When it came to sequester, the focus was on keeping it from happening, because of the pain it would allegedly cause. The senators have clearly been listening to the campaign being conducted by the service chiefs over the past two weeks, a campaign saying that sequester will cause U.S. military readiness to fall to security-threatening low levels. And, of course, Senator Hagel simply adopted the Panetta rhetoric that sequester would be a “disaster.”
But we need to be cautious about this campaign. The service chiefs have been announcing specific, horrific things would happen as a result of a sequester — docked ships, lowered brigade readiness rates, an end to equipment maintenance. Maybe. But maybe not. The chiefs are suggesting these consequences before they have actually submitted plans for the sequester to the deputy secretary of defense.

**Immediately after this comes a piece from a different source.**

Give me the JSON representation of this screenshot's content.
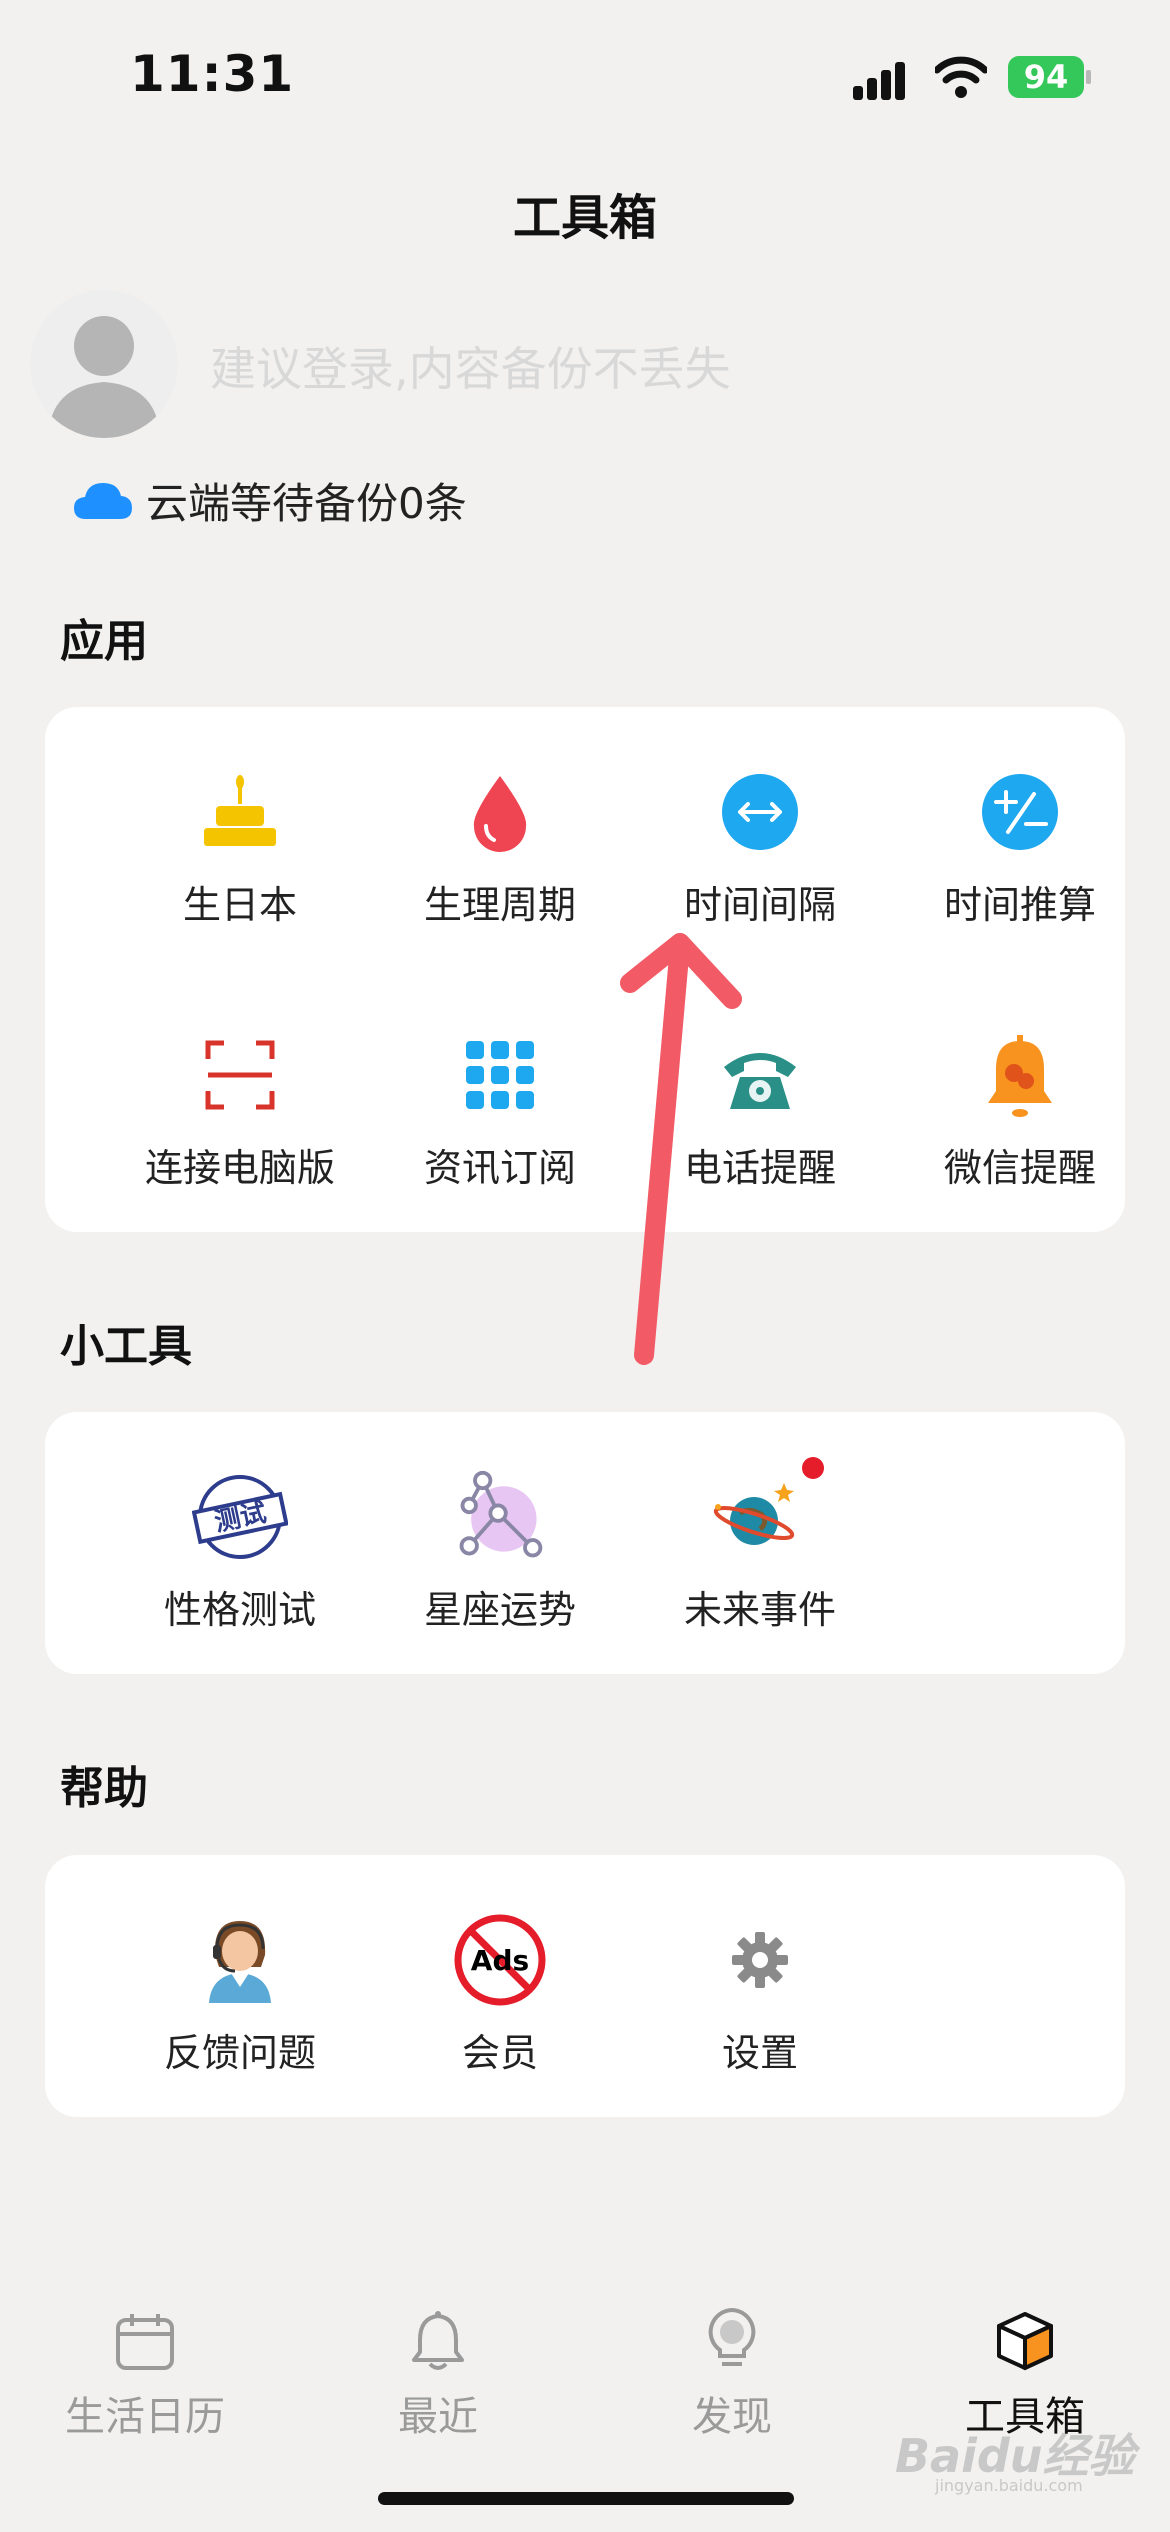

Those plans are due today, Feb. 1, but they have no official standing at all. Seems to me the deputy might have something to say about these steps, before the consequences can be announced.
So maybe, even here, we are watching political theater. And the service chiefs are running this show during a transition, while one secretary leaves and another is not yet confirmed. Convenient timing to shape the debate before Hagel arrives? I would be shocked — shocked! — to learn there is politics going on in this joint.
It is a pity that the Senate Armed Services Committee decided to avoid the long-term drawdown and the management challenges it actually poses. These are the problems Hagel will really face when he gets to the five-sided building: managing a drawdown safely and intelligently. These are the questions that should have been front and center, instead of the show we saw.